The night was about Jeff Beck.  He’s the man. At one point he joined Tal, and together they played her bass at the same time, he played at the nut and she played up the neck!  A 4-hander, that was the fun (and show-offy) bit.

They also did “Blue Wind” and the reggae-ish “Behind The Veil”, and I was again reminded that in the old days and places, there would have been dancing!

They did a couple of encores, and I queued at the toilet, exchanging banter with loads burstin’ middle-aged rockers before heading home to check out Tal’s website and listen to all the stuff he didn’t do.

Now, Beck played a Les Paul on “Blow by Blow” in 1975 and switched to a Stratocaster for the next album, “Wired“.  It’s the tremolo that makes the difference.  He’s played a Strat ever since — a nice white one.
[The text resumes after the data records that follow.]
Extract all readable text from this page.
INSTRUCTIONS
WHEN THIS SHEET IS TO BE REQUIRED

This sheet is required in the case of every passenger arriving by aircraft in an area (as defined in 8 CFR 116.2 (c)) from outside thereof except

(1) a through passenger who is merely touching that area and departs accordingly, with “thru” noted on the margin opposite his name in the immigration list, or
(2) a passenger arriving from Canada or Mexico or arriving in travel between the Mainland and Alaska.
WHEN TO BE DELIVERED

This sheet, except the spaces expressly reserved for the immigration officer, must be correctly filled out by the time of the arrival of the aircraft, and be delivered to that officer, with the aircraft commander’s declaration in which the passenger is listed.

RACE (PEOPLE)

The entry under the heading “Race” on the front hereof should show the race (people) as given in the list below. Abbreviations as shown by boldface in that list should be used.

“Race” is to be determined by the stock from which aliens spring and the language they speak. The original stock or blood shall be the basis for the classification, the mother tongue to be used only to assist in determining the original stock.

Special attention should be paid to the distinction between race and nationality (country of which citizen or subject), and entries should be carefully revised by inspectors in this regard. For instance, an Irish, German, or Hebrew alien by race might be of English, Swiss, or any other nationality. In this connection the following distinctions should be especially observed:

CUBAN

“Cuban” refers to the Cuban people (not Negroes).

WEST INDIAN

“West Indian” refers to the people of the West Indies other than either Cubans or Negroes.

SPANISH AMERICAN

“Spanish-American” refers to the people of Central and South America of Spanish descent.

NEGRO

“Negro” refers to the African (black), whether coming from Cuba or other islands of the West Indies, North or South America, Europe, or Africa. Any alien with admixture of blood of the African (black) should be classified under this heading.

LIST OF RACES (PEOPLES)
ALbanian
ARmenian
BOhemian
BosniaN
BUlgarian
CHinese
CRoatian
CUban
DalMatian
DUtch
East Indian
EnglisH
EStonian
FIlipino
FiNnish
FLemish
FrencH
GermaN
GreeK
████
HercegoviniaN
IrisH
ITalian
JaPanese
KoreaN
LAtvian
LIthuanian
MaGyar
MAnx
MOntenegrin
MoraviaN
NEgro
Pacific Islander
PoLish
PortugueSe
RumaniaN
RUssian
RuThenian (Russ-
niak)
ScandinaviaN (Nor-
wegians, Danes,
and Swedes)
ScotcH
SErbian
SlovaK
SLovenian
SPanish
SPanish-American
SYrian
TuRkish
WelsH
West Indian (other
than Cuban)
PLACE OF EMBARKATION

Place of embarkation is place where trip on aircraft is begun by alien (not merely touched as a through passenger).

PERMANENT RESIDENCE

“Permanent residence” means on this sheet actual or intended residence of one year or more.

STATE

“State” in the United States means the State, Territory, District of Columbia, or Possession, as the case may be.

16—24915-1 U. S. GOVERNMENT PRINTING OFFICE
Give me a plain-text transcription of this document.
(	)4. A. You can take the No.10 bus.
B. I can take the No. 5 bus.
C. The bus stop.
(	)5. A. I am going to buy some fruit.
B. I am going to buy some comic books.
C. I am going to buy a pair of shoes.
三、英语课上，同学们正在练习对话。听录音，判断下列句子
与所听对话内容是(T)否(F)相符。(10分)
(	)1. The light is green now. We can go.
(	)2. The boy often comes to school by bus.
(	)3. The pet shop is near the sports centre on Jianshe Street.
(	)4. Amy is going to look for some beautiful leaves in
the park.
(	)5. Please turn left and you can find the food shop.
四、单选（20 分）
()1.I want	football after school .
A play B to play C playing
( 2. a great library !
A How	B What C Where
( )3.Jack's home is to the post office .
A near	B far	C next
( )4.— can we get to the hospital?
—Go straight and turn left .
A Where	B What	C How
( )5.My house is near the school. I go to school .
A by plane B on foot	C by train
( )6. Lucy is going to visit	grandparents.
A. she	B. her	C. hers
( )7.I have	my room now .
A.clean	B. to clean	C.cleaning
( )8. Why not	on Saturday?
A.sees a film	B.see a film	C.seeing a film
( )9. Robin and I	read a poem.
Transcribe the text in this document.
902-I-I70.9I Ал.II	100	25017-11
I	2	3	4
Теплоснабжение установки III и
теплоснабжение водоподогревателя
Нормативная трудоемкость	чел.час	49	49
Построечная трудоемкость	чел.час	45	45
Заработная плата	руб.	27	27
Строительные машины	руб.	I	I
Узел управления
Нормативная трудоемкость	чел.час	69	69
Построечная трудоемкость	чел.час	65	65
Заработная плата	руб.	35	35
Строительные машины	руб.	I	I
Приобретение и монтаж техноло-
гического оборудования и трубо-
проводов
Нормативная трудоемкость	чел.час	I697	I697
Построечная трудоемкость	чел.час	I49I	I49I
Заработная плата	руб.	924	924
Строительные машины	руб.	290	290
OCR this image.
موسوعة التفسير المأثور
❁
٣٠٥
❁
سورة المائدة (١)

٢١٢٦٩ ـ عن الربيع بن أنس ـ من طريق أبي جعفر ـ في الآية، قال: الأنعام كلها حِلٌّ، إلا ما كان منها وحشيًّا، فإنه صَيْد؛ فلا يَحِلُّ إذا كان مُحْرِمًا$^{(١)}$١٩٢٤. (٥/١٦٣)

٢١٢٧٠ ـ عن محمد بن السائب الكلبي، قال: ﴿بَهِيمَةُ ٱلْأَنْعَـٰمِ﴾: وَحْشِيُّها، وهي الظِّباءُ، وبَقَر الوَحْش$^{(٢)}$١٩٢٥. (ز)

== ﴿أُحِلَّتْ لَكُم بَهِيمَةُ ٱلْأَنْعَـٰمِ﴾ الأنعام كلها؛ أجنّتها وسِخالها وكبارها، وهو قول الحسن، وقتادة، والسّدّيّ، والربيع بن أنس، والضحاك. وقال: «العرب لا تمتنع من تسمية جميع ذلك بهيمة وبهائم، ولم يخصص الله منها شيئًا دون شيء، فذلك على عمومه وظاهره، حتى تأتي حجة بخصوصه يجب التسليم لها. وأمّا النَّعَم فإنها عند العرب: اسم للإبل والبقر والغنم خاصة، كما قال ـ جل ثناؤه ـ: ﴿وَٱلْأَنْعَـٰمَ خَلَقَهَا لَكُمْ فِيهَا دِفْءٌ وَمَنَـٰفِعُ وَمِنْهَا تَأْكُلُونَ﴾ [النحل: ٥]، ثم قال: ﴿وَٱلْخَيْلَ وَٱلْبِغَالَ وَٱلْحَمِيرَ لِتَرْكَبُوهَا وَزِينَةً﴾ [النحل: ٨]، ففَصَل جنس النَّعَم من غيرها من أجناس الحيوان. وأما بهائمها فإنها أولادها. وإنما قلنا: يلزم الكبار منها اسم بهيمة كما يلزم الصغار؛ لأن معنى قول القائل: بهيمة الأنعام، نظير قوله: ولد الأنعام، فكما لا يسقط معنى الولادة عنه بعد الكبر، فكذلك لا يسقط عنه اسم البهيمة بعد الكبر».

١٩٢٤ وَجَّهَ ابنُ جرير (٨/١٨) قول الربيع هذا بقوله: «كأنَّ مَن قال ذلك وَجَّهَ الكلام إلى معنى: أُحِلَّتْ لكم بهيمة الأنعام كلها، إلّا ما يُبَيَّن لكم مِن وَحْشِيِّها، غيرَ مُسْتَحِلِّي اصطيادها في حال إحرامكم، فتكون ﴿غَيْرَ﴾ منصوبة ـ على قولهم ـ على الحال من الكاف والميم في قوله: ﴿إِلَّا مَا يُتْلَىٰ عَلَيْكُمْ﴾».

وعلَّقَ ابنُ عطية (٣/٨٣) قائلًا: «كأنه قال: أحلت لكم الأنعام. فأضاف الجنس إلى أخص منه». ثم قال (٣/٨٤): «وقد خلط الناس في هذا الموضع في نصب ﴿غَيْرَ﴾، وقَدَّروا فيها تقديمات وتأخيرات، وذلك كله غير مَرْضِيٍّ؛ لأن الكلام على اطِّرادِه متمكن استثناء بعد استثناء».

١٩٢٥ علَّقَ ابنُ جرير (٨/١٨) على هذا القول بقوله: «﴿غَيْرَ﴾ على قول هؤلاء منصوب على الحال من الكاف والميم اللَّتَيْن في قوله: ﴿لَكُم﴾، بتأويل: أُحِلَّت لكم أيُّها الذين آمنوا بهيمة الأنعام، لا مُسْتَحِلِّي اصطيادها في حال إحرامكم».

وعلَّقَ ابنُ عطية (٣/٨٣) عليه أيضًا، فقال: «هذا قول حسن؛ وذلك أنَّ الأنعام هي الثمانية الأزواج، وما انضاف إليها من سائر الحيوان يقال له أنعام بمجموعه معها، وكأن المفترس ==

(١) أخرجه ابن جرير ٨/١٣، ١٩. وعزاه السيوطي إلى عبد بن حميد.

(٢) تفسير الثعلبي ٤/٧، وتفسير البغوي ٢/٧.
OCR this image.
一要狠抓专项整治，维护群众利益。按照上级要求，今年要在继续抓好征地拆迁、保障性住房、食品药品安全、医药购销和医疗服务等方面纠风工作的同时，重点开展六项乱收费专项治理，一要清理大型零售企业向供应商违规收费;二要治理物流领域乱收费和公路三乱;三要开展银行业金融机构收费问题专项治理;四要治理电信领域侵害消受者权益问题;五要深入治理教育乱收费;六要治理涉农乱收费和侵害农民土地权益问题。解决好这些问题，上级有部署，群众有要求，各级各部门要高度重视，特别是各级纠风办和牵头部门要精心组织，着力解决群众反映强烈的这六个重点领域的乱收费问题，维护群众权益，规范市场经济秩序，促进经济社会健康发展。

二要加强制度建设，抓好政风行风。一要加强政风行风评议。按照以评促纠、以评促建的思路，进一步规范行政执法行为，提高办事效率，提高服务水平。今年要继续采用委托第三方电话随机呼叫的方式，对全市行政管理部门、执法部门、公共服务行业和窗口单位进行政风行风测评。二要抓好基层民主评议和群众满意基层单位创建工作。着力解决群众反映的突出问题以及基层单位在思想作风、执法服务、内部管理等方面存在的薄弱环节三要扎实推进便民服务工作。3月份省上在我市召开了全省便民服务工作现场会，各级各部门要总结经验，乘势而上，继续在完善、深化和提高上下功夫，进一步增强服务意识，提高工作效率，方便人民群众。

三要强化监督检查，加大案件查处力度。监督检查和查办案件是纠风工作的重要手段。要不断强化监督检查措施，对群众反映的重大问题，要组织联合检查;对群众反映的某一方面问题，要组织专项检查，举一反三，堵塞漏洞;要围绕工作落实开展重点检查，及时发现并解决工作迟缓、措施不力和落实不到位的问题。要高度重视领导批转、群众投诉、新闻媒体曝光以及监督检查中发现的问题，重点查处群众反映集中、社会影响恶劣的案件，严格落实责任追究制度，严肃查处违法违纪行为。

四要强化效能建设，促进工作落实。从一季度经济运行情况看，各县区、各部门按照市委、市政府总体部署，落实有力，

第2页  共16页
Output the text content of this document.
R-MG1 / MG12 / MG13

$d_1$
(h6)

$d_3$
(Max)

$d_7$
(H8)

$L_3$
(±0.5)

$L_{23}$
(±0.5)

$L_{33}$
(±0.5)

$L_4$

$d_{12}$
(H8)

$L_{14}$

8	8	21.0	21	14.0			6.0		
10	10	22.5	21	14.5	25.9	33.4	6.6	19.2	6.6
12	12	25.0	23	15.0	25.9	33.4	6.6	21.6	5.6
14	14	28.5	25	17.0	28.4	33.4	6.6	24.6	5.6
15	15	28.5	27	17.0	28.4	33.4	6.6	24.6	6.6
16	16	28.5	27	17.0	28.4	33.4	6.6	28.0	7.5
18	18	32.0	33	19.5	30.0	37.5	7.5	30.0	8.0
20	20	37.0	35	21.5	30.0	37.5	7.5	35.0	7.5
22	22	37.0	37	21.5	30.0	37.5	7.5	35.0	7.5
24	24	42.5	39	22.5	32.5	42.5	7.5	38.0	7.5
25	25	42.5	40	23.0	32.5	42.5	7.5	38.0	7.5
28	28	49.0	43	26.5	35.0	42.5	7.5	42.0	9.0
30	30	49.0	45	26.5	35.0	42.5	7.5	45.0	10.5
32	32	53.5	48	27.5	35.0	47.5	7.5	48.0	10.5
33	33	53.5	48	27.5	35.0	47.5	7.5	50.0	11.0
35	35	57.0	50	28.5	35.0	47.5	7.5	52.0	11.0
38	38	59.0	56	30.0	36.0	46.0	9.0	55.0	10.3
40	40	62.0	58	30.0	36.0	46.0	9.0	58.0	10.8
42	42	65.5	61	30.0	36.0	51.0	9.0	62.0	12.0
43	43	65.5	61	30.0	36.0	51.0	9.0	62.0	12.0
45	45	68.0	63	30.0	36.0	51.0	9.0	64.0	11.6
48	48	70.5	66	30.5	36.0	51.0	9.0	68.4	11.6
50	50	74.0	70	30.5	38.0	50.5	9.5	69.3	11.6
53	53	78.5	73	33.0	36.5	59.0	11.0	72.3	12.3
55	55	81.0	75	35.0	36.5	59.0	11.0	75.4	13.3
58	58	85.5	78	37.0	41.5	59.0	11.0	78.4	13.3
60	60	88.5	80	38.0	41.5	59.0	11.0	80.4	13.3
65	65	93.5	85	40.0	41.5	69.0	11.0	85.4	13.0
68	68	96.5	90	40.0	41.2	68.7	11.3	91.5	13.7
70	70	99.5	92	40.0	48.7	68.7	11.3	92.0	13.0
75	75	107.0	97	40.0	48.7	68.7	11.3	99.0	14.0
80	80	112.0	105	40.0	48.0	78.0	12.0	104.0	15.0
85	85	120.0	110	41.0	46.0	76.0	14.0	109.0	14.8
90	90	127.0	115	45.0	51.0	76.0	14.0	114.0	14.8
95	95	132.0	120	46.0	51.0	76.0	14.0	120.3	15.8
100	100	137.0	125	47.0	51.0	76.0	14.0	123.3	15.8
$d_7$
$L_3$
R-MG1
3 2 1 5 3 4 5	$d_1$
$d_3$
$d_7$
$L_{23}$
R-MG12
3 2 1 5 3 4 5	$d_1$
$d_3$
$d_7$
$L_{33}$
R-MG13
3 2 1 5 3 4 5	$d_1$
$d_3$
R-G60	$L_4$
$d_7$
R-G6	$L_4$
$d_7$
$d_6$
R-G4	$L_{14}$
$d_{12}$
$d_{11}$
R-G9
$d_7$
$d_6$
He gargles the tremolo, plays without a plectrum (he uses his thumbnail), fades using the pot (rather than a pedal), and really, really, takes risks.

For example, on “Blow by Blow”, years ago, he played a note, then pitched it up, bending the string — but in stages, precise intervals up and down on one pluck, note clear and pitch perfect.

Tonight, he did that, and a tremolo version of it, whereby he would strike the note, and play a melody using the lever of the whammy bar alone — again, precise intervals, small movements of the trem arm down and up – genius and virtuosity, and huge balls to take the chance.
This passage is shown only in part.